1.Spill code == Register spillage?
Almost. Stricly speaking, spill code is the code added by the compiler to implement a register spill. The spill itself is the decision to tag a live range as not able to be placed in a register.
2.Is the author correct that FPO is generally considered a pain and the gain doe not out-weigh the benefits.
The author is probably correct that in modern processor architectures, the kinds of functions where FPOs will generate a significant performance gain is a smaller set than in the past. Yet FPO's do make code smaller, reducing cache pressure. They do reduce register pressure. These can be important in some settings.

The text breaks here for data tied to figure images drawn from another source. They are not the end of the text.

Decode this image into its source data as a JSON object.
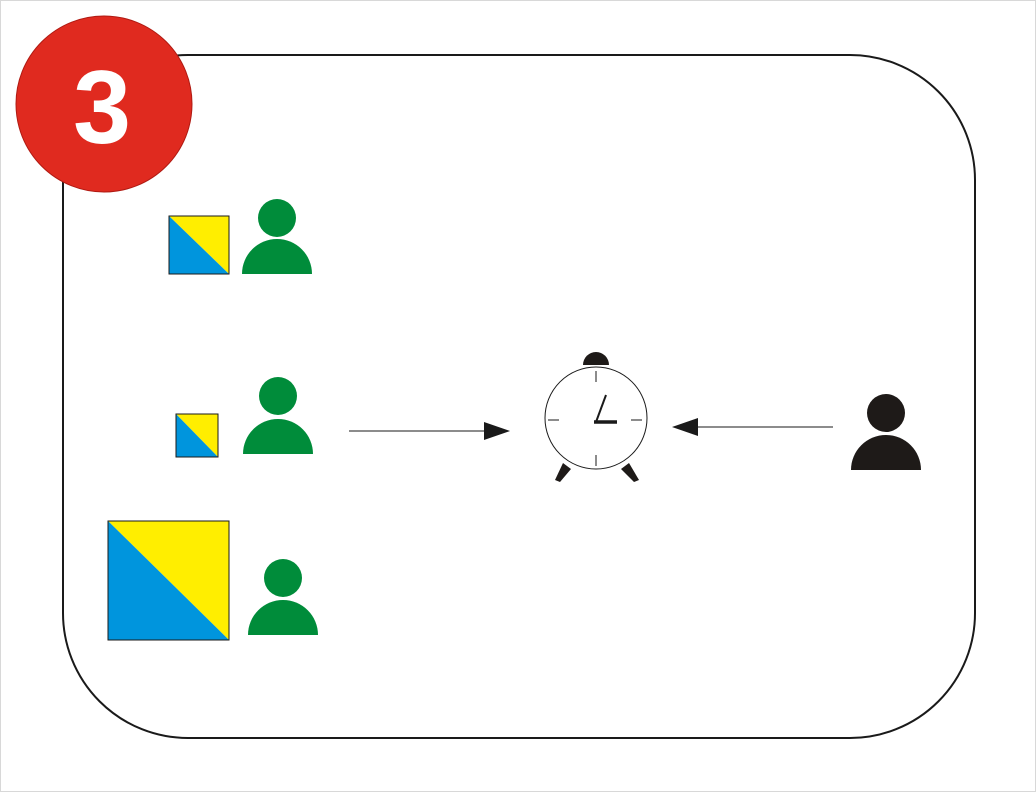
{
  "step_badge": {
    "number": "3",
    "color": "#e02a1f",
    "text_color": "#ffffff"
  },
  "colors": {
    "frame_stroke": "#1a1a1a",
    "square_blue": "#0095dd",
    "square_yellow": "#ffee00",
    "person_green": "#008c3a",
    "person_black": "#1e1a18",
    "clock_stroke": "#1a1a1a"
  },
  "left_group": {
    "pairs": [
      {
        "square_size": "medium",
        "person_color": "green"
      },
      {
        "square_size": "small",
        "person_color": "green"
      },
      {
        "square_size": "large",
        "person_color": "green"
      }
    ]
  },
  "center": {
    "icon": "alarm-clock-icon"
  },
  "right": {
    "icon": "person-icon",
    "person_color": "black"
  },
  "arrows": [
    {
      "from": "left-group",
      "to": "alarm-clock",
      "direction": "right"
    },
    {
      "from": "black-person",
      "to": "alarm-clock",
      "direction": "left"
    }
  ]
}
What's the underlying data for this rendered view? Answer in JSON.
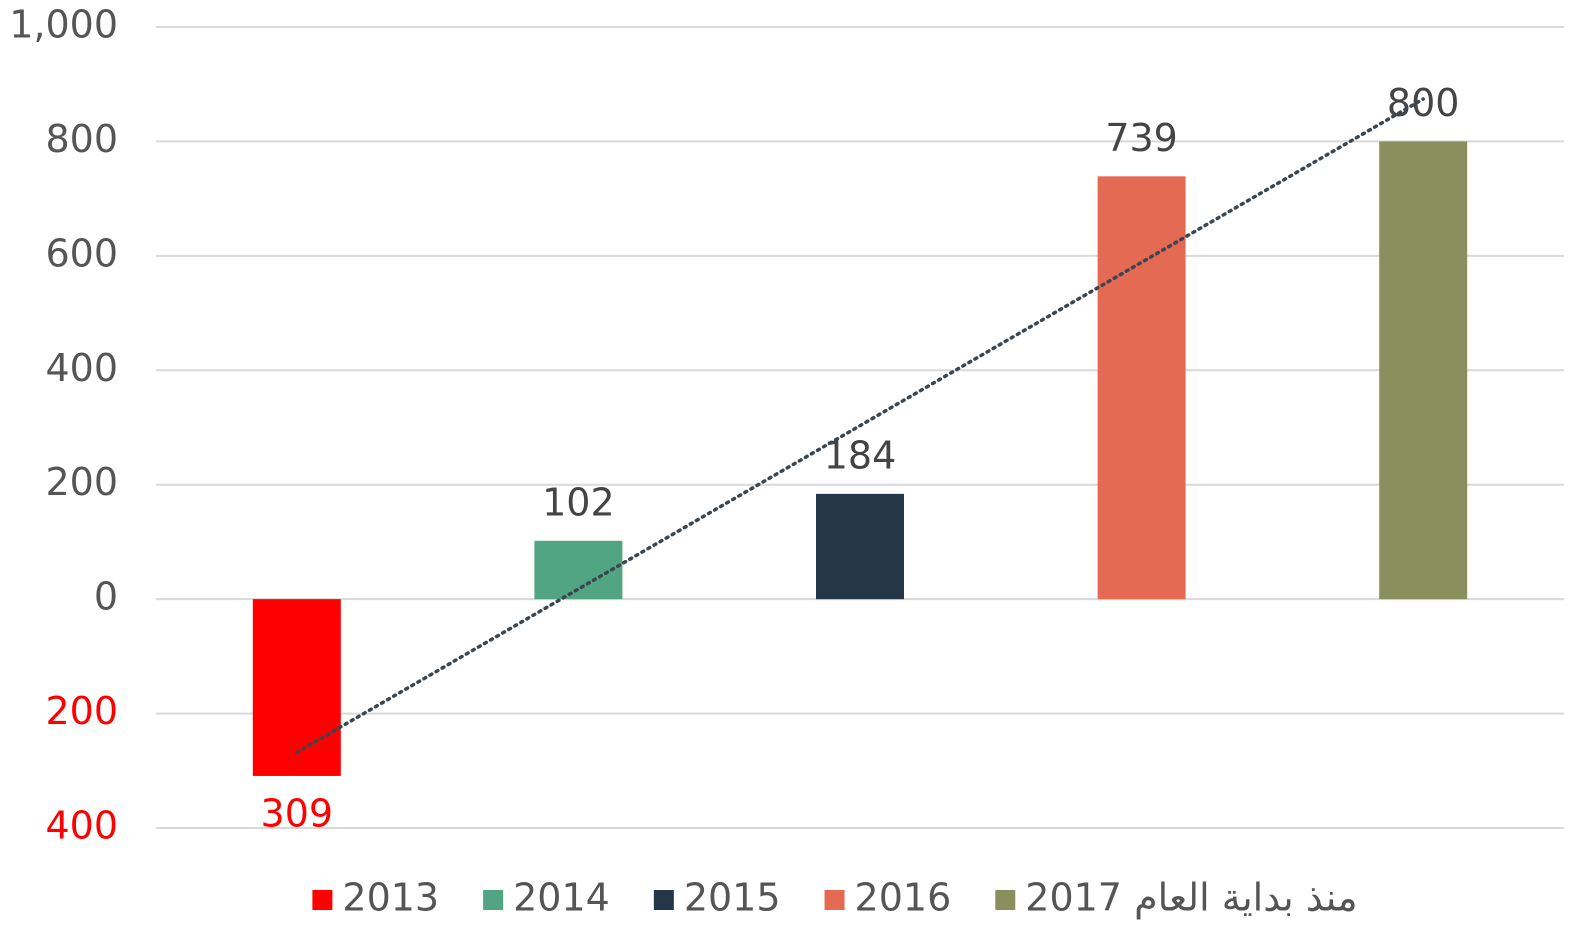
{
  "chart_data": {
    "type": "bar",
    "categories": [
      "2013",
      "2014",
      "2015",
      "2016",
      "منذ بداية العام 2017"
    ],
    "values": [
      -309,
      102,
      184,
      739,
      800
    ],
    "value_labels": [
      "309",
      "102",
      "184",
      "739",
      "800"
    ],
    "colors": [
      "#ff0000",
      "#52a583",
      "#243647",
      "#e56a54",
      "#8a8f5e"
    ],
    "negative_color": "#ff0000",
    "ylim": [
      -400,
      1000
    ],
    "yticks": [
      {
        "value": -400,
        "label": "400"
      },
      {
        "value": -200,
        "label": "200"
      },
      0,
      200,
      400,
      600,
      800,
      {
        "value": 1000,
        "label": "1,000"
      }
    ],
    "grid": true,
    "trendline": "linear",
    "legend": "bottom"
  }
}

They do speed up prolog and epilog code by a few instructions. The point about debuggers not working well without the FP is noteworthy. It means core dumps are less useful for post mortems on production-optimized code. You'd never want to use FPO during development except for final testing.
3.Is FPO still relevant today in x64 architecture since there are a LOT more registers o play with.
Modern processors are so various and complex that you just about never know what's "relevant" until you try it and measure.
4.Do you use FPO? What for (if yes) and does it make a difference to you?
I have written a medium-size C library (20K SLOC) where it made a small (~5%) difference in run time overall under gcc. This was a native language extension to a scripting language that had to compile under both gcc and Visual C. Using it would have split the build path. I decided 5% was not worth it for the purpose the extension served. But if it had been a dynamic fluid simulation to predict the weather, 5% could have been worth many millions of dollars. The decision would have been different.
5.Wouldn't an optimized build optimize the excess allocation away?
That's entirely up to the compiler and optimizer designer. It looks from the MS documentation here that MS has defined the ABI to require home space for all data even if it's whole lifetime is spent in a register.